MY AFRICAN JOURNEY is a Churchillian travelogue documenting Churchill’s vacation scamper through East Africa in 1907. 

We visit it next in our stroll through the book-length works of Winston Churchill.

Within a year of Winston Churchill’s first Parliamentary election victory as a Liberal in 1906, his work on behalf of his new party had become so immense that Prime Minister Henry Campbell-Bannerman beseeched him to “mind his health” and “not overdo it.” Churchill responded in typical fashion by combining pleasure and business at once, embarking during Parliament’s summer recess of 1907 on a whirlwind tour of Britain’s colonial territories in East Africa, as the recently appointed Under-Secretary of State for the Colonies (his first official government office).
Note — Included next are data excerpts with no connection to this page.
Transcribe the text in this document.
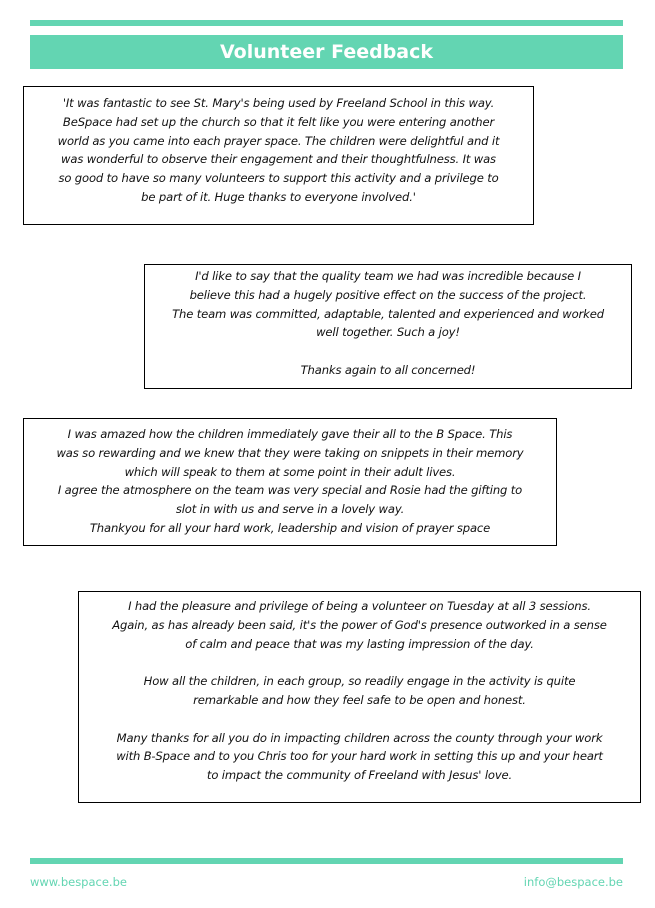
Volunteer Feedback

'It was fantastic to see St. Mary's being used by Freeland School in this way.

BeSpace had set up the church so that it felt like you were entering another

world as you came into each prayer space. The children were delightful and it

was wonderful to observe their engagement and their thoughtfulness. It was

so good to have so many volunteers to support this activity and a privilege to

be part of it. Huge thanks to everyone involved.'

I'd like to say that the quality team we had was incredible because I

believe this had a hugely positive effect on the success of the project.

The team was committed, adaptable, talented and experienced and worked

well together. Such a joy!

Thanks again to all concerned!

I was amazed how the children immediately gave their all to the B Space. This

was so rewarding and we knew that they were taking on snippets in their memory

which will speak to them at some point in their adult lives.

I agree the atmosphere on the team was very special and Rosie had the gifting to

slot in with us and serve in a lovely way.

Thankyou for all your hard work, leadership and vision of prayer space

I had the pleasure and privilege of being a volunteer on Tuesday at all 3 sessions.

Again, as has already been said, it's the power of God's presence outworked in a sense

of calm and peace that was my lasting impression of the day.

How all the children, in each group, so readily engage in the activity is quite

remarkable and how they feel safe to be open and honest.

Many thanks for all you do in impacting children across the county through your work

with B-Space and to you Chris too for your hard work in setting this up and your heart

to impact the community of Freeland with Jesus' love.

www.bespace.be	info@bespace.be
En-route, Churchill attended military maneuvers in France, motored to Italy in a car loaned by his cousin Freddie Guest, hunted partridges and hares in Moravia, installed himself on Malta in the ancient palace of the Grand Masters of the Knights of Malta, proceeded to Cyprus in a naval cruiser supplied to him by the Admiralty, sailed on through the Suez Canal and arrived finally, at the end of October, in Mombasa.

His ensuing East Africa safari was, of course, dominated by the hunt. He shipped a disconcerting quantity of skins back to London’s leading taxidermist, Rowland Ward of Piccadilly, who mounted a rhinoceros, a zebra, a wildebeest, gazelles, and a warthog, among others, for Mr. Churchill.

Upon reaching Nairobi, Churchill accepted an offer from The Strand Magazine for five articles detailing his peregrinations at £150 per article, with a further £500 offered for the rights to collect the pieces into a book. His travel expenses were thus defrayed in a wink, parlaying what had been a fact-finding mission and a safari expedition into another major new literary enterprise.

Published in December 1908, My African Journey proved a great success, with an initial print run of 12,500 copies. Read today, it is an exceptionally entertaining, if ecologically quixotic book, full of natural wonder brilliantly described; full of blood, and at least one slaughtered white rhinoceros; full of native tribesmen “tamed;” full of Churchill’s flaws as a figure of his time and place, but capturing that time and place with a timeless gift.

We wish you continued health and safety, as ever, and many timeless gifts captured.